Serginin küratörlüğünü üstlenen İzzeddin Çalışlar’la yollarınız nasıl kesişti?
-Aslında her şey, Borusan Contemporary yöneticimiz Kumru Eren’le birlikte, 100. yıla yaraşan bir proje geliştirmek üzere Prof. Dr. Haluk Oral ile buluşmamızla başladı. O noktadaki hayal ortaklığı, bizi daha önce birlikte çalıştıkları ve çok başarılı işlere imza attıkları, İzzeddin Çalışlar’la buluşturdu. Halkalar, sergi uygulama ve tasarımda fark yaratan Pattu Mimarlık’la birleşti. Borusan Contemporary’nin katkısı ve vakıf ekibinin desteği ile yol arkadaşları tamamlandı.
Çalışlar’ın katkıları sergiyi nasıl etkiledi?
-İzzeddin Çalışlar çok özel biri. Küratör olarak imza attığı işleri hayranlıkla izlemiştik, ‘Cumhuriyetin Yüzü’ ile de tarihe bir çentik attı. Üstelik, birlikte çalışma fırsatı bulduğunuzda birikimi, derinliği, koleksiyoner kimliği, ilişkileri ile işi büyütürken, esprili, esnek ve dinamik yaklaşımıyla akışı rahatlatıyor.
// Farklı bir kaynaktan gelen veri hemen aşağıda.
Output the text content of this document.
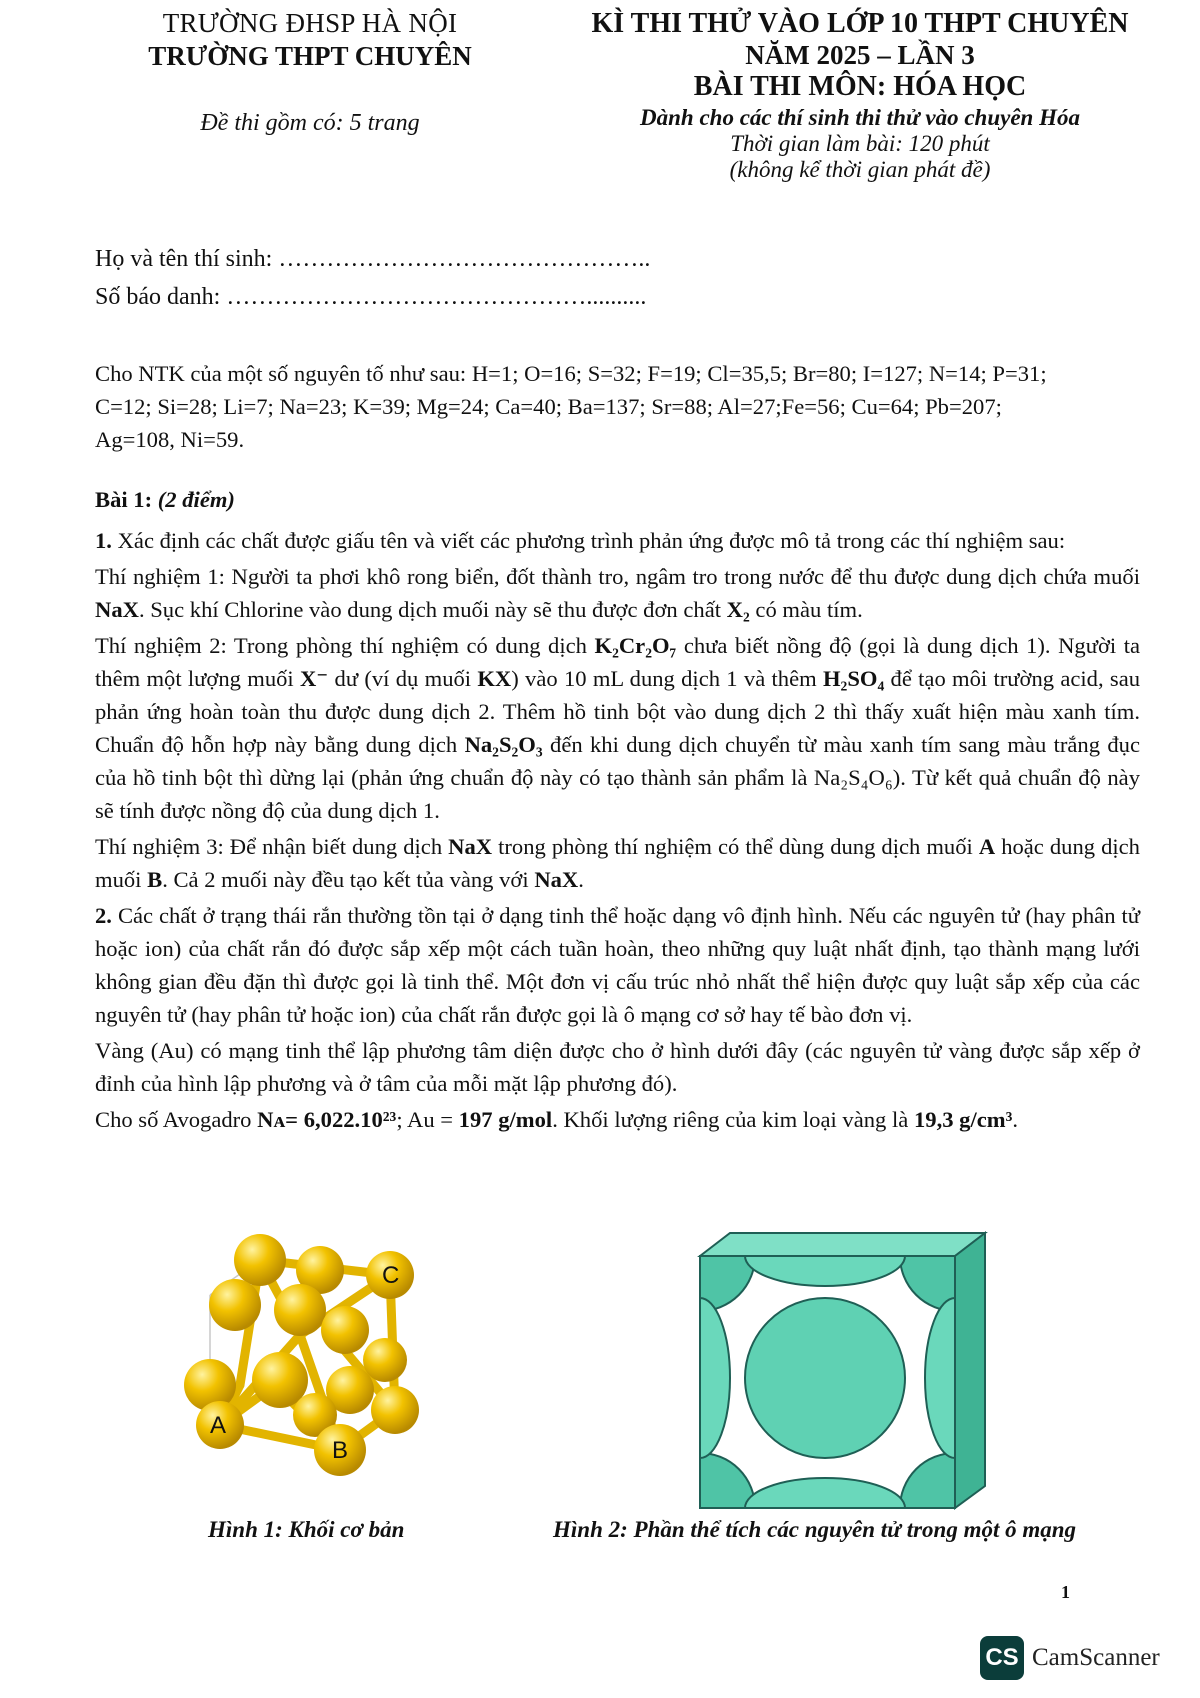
TRƯỜNG ĐHSP HÀ NỘI
TRƯỜNG THPT CHUYÊN
Đề thi gồm có: 5 trang
KÌ THI THỬ VÀO LỚP 10 THPT CHUYÊN
NĂM 2025 – LẦN 3
BÀI THI MÔN: HÓA HỌC
Dành cho các thí sinh thi thử vào chuyên Hóa
Thời gian làm bài: 120 phút
(không kể thời gian phát đề)
Họ và tên thí sinh: ………………………………………..
Số báo danh: ………………………………………..........
Cho NTK của một số nguyên tố như sau: H=1; O=16; S=32; F=19; Cl=35,5; Br=80; I=127; N=14; P=31;
C=12; Si=28; Li=7; Na=23; K=39; Mg=24; Ca=40; Ba=137; Sr=88; Al=27;Fe=56; Cu=64; Pb=207;
Ag=108, Ni=59.

Bài 1: (2 điểm)

1. Xác định các chất được giấu tên và viết các phương trình phản ứng được mô tả trong các thí nghiệm sau:

Thí nghiệm 1: Người ta phơi khô rong biển, đốt thành tro, ngâm tro trong nước để thu được dung dịch chứa muối NaX. Sục khí Chlorine vào dung dịch muối này sẽ thu được đơn chất X₂ có màu tím.

Thí nghiệm 2: Trong phòng thí nghiệm có dung dịch K₂Cr₂O₇ chưa biết nồng độ (gọi là dung dịch 1). Người ta thêm một lượng muối X⁻ dư (ví dụ muối KX) vào 10 mL dung dịch 1 và thêm H₂SO₄ để tạo môi trường acid, sau phản ứng hoàn toàn thu được dung dịch 2. Thêm hồ tinh bột vào dung dịch 2 thì thấy xuất hiện màu xanh tím. Chuẩn độ hỗn hợp này bằng dung dịch Na₂S₂O₃ đến khi dung dịch chuyển từ màu xanh tím sang màu trắng đục của hồ tinh bột thì dừng lại (phản ứng chuẩn độ này có tạo thành sản phẩm là Na₂S₄O₆). Từ kết quả chuẩn độ này sẽ tính được nồng độ của dung dịch 1.

Thí nghiệm 3: Để nhận biết dung dịch NaX trong phòng thí nghiệm có thể dùng dung dịch muối A hoặc dung dịch muối B. Cả 2 muối này đều tạo kết tủa vàng với NaX.

2. Các chất ở trạng thái rắn thường tồn tại ở dạng tinh thể hoặc dạng vô định hình. Nếu các nguyên tử (hay phân tử hoặc ion) của chất rắn đó được sắp xếp một cách tuần hoàn, theo những quy luật nhất định, tạo thành mạng lưới không gian đều đặn thì được gọi là tinh thể. Một đơn vị cấu trúc nhỏ nhất thể hiện được quy luật sắp xếp của các nguyên tử (hay phân tử hoặc ion) của chất rắn được gọi là ô mạng cơ sở hay tế bào đơn vị.

Vàng (Au) có mạng tinh thể lập phương tâm diện được cho ở hình dưới đây (các nguyên tử vàng được sắp xếp ở đỉnh của hình lập phương và ở tâm của mỗi mặt lập phương đó).

Cho số Avogadro Nᴀ= 6,022.10²³; Au = 197 g/mol. Khối lượng riêng của kim loại vàng là 19,3 g/cm³.

A
B
C
Hình 1: Khối cơ bản	Hình 2: Phần thể tích các nguyên tử trong một ô mạng
1
CS CamScanner
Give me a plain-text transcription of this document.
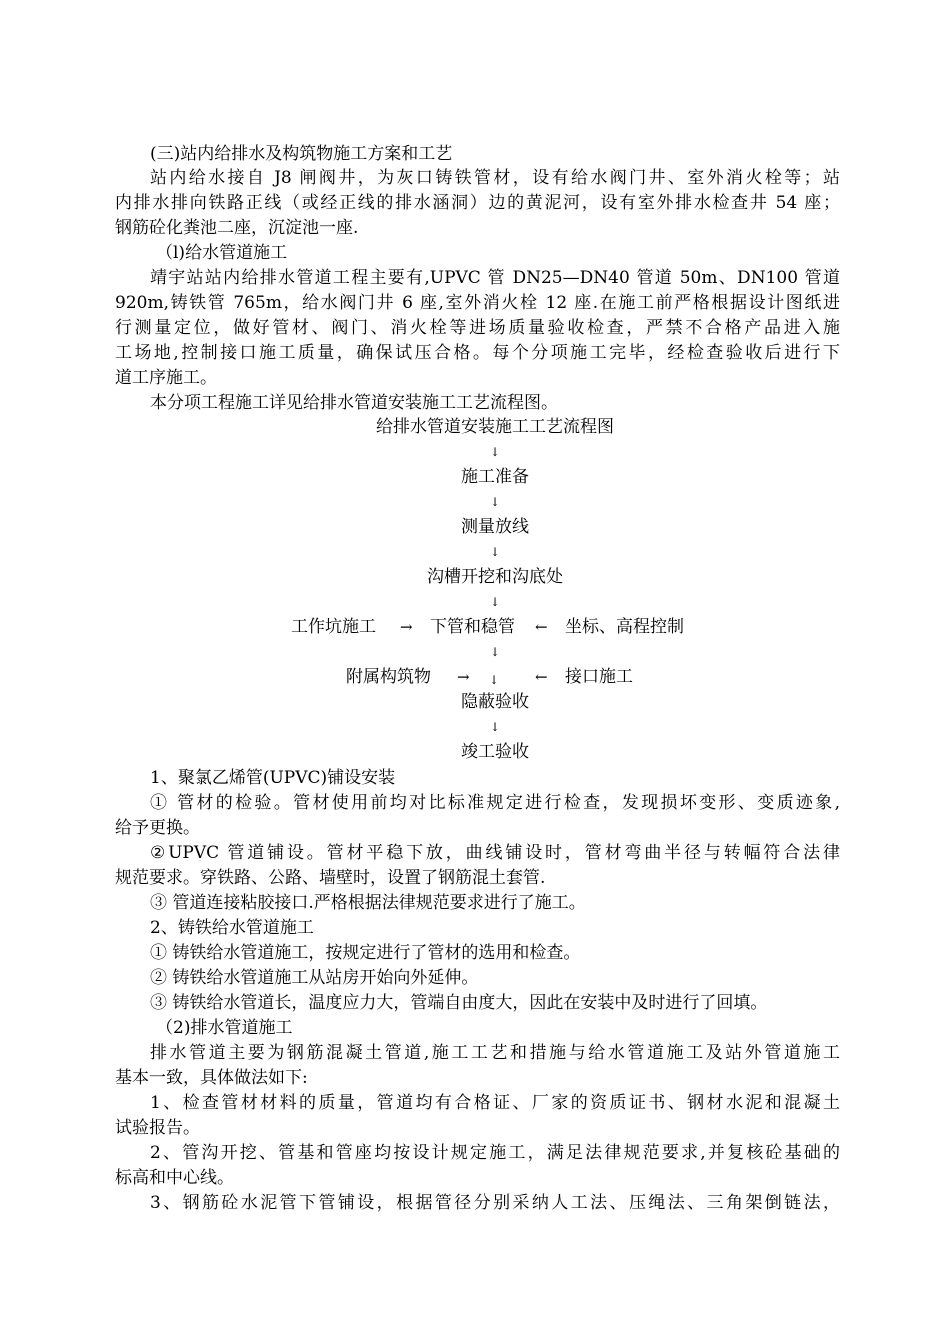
(三)站内给排水及构筑物施工方案和工艺
站内给水接自 J8 闸阀井，为灰口铸铁管材，设有给水阀门井、室外消火栓等；站
内排水排向铁路正线（或经正线的排水涵洞）边的黄泥河，设有室外排水检查井 54 座；
钢筋砼化粪池二座，沉淀池一座.
（l)给水管道施工
靖宇站站内给排水管道工程主要有,UPVC 管 DN25—DN40 管道 50m、DN100 管道
920m,铸铁管 765m，给水阀门井 6 座,室外消火栓 12 座.在施工前严格根据设计图纸进
行测量定位，做好管材、阀门、消火栓等进场质量验收检查，严禁不合格产品进入施
工场地,控制接口施工质量，确保试压合格。每个分项施工完毕，经检查验收后进行下
道工序施工。
本分项工程施工详见给排水管道安装施工工艺流程图。
给排水管道安装施工工艺流程图
↓
施工准备
↓
测量放线
↓
沟槽开挖和沟底处
↓
工作坑施工 → 下管和稳管 ← 坐标、高程控制
↓
附属构筑物 → ↓ ← 接口施工
隐蔽验收
↓
竣工验收
1、聚氯乙烯管(UPVC)铺设安装
① 管材的检验。管材使用前均对比标准规定进行检查，发现损坏变形、变质迹象,
给予更换。
②UPVC 管道铺设。管材平稳下放，曲线铺设时，管材弯曲半径与转幅符合法律
规范要求。穿铁路、公路、墙壁时，设置了钢筋混土套管.
③ 管道连接粘胶接口.严格根据法律规范要求进行了施工。
2、铸铁给水管道施工
① 铸铁给水管道施工，按规定进行了管材的选用和检查。
② 铸铁给水管道施工从站房开始向外延伸。
③ 铸铁给水管道长，温度应力大，管端自由度大，因此在安装中及时进行了回填。
（2)排水管道施工
排水管道主要为钢筋混凝土管道,施工工艺和措施与给水管道施工及站外管道施工
基本一致，具体做法如下:
1、检查管材材料的质量，管道均有合格证、厂家的资质证书、钢材水泥和混凝土
试验报告。
2、管沟开挖、管基和管座均按设计规定施工，满足法律规范要求,并复核砼基础的
标高和中心线。
3、钢筋砼水泥管下管铺设，根据管径分别采纳人工法、压绳法、三角架倒链法，
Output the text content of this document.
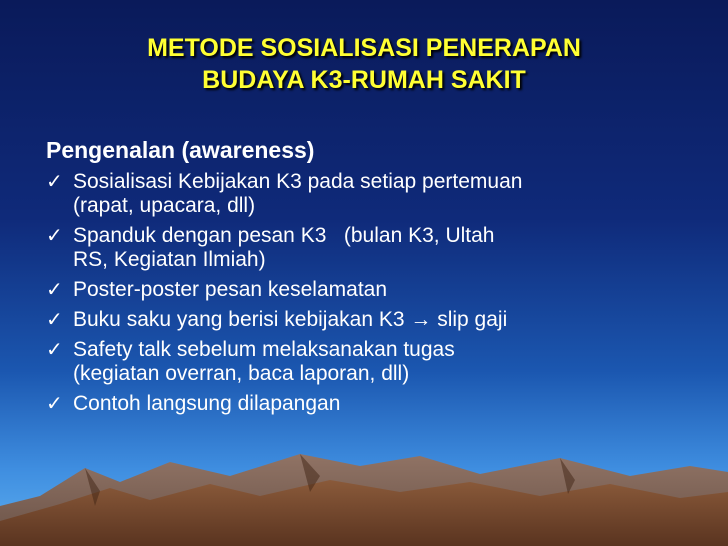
METODE SOSIALISASI PENERAPAN
BUDAYA K3-RUMAH SAKIT
Pengenalan (awareness)
✓ Sosialisasi Kebijakan K3 pada setiap pertemuan
(rapat, upacara, dll)
✓ Spanduk dengan pesan K3   (bulan K3, Ultah
RS, Kegiatan Ilmiah)
✓ Poster-poster pesan keselamatan
✓ Buku saku yang berisi kebijakan K3 → slip gaji
✓ Safety talk sebelum melaksanakan tugas
(kegiatan overran, baca laporan, dll)
✓ Contoh langsung dilapangan
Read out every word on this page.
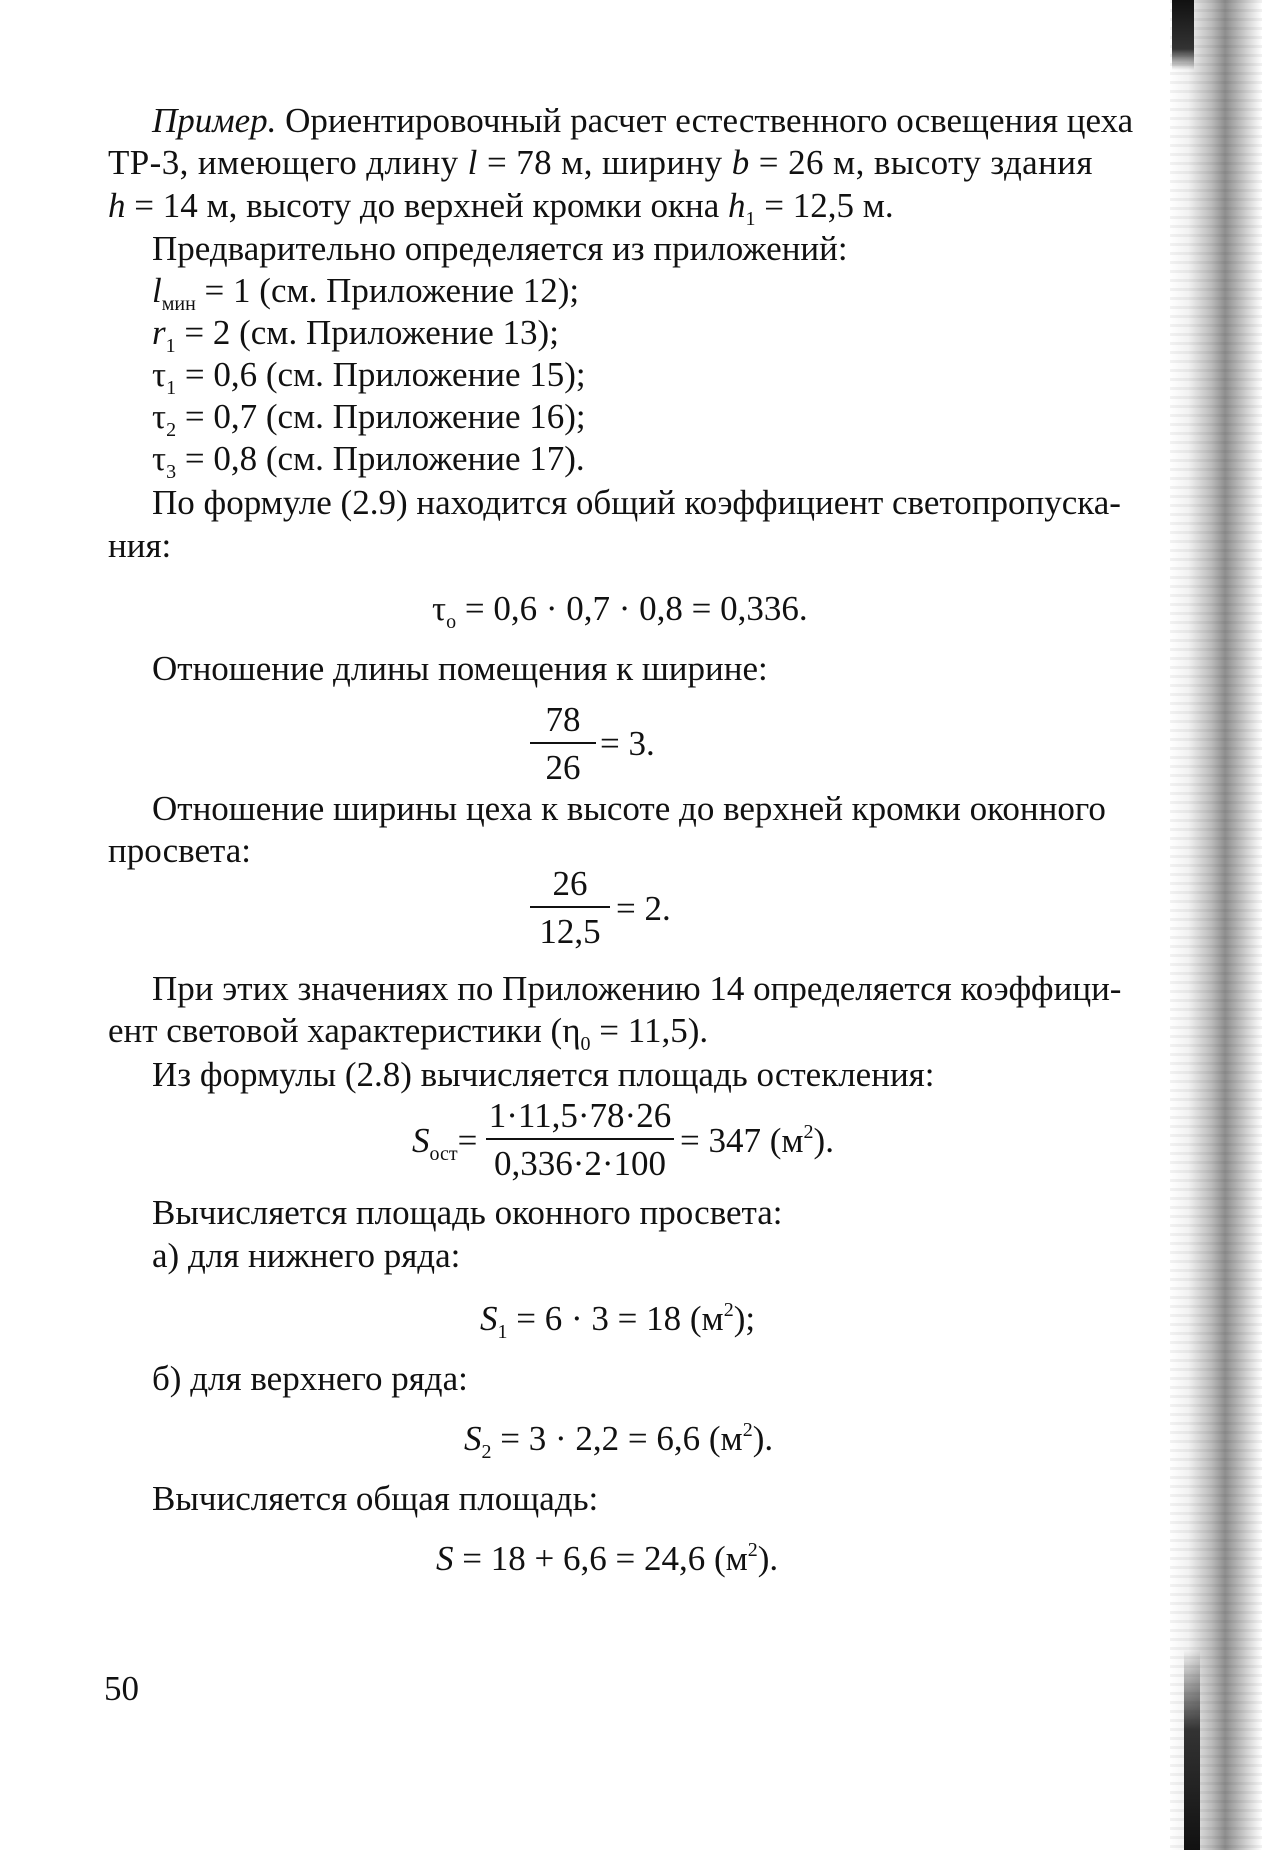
Пример. Ориентировочный расчет естественного освещения цеха
ТР-3, имеющего длину l = 78 м, ширину b = 26 м, высоту здания
h = 14 м, высоту до верхней кромки окна $h_1 = 12,5$ м.
Предварительно определяется из приложений:
$l_{мин} = 1$ (см. Приложение 12);
$r_1 = 2$ (см. Приложение 13);
$\tau_1 = 0,6$ (см. Приложение 15);
$\tau_2 = 0,7$ (см. Приложение 16);
$\tau_3 = 0,8$ (см. Приложение 17).
По формуле (2.9) находится общий коэффициент светопропуска-
ния:
$\tau_о = 0,6 \cdot 0,7 \cdot 0,8 = 0,336$.
Отношение длины помещения к ширине:
$\frac{78}{26} = 3$.
Отношение ширины цеха к высоте до верхней кромки оконного
просвета:
$\frac{26}{12,5} = 2$.
При этих значениях по Приложению 14 определяется коэффици-
ент световой характеристики $(\eta_0 = 11,5)$.
Из формулы (2.8) вычисляется площадь остекления:
$S_{ост}= \frac{1\cdot 11,5\cdot 78\cdot 26}{0,336\cdot 2\cdot 100} = 347$ $(м^2)$.
Вычисляется площадь оконного просвета:
а) для нижнего ряда:
$S_1 = 6 \cdot 3 = 18$ $(м^2)$;
б) для верхнего ряда:
$S_2 = 3 \cdot 2,2 = 6,6$ $(м^2)$.
Вычисляется общая площадь:
S = 18 + 6,6 = 24,6 $(м^2)$.
50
Proje danışmanı Prof. Dr. Haluk Oral’ın ne tür katkıları oldu?
-Haluk Hoca da müthiş bir kişi. Cumhuriyetin kuruluşunu, gül goncasına benzetir. Yaprak yaprak, katman katman ve farklı yönlere açılan bir gonca. Kendisi de öyle, multidisipliner ve çok farklı uzmanlıkları olan, egosuz ve idealist. Çalışmak bir ayrıcalık.
VAY BE DEDİRTEN BİLDİĞİMİZİ SANDIĞIMIZ AMA BİLMEDİĞİMİZ NE ÇOK ŞEY OLDUĞUNU FARK ETMEMİZİ SAĞLAYAN, GÖRÜLMEMİŞLERİ, BİLİNMEYENLERİ ORTAYA KOYAN SERGİ
Sergi, cumhuriyetin kuruluş ve kurtuluş temalarına özel bir vurgu yapıyor. Bu temaların sergideki önemi ne?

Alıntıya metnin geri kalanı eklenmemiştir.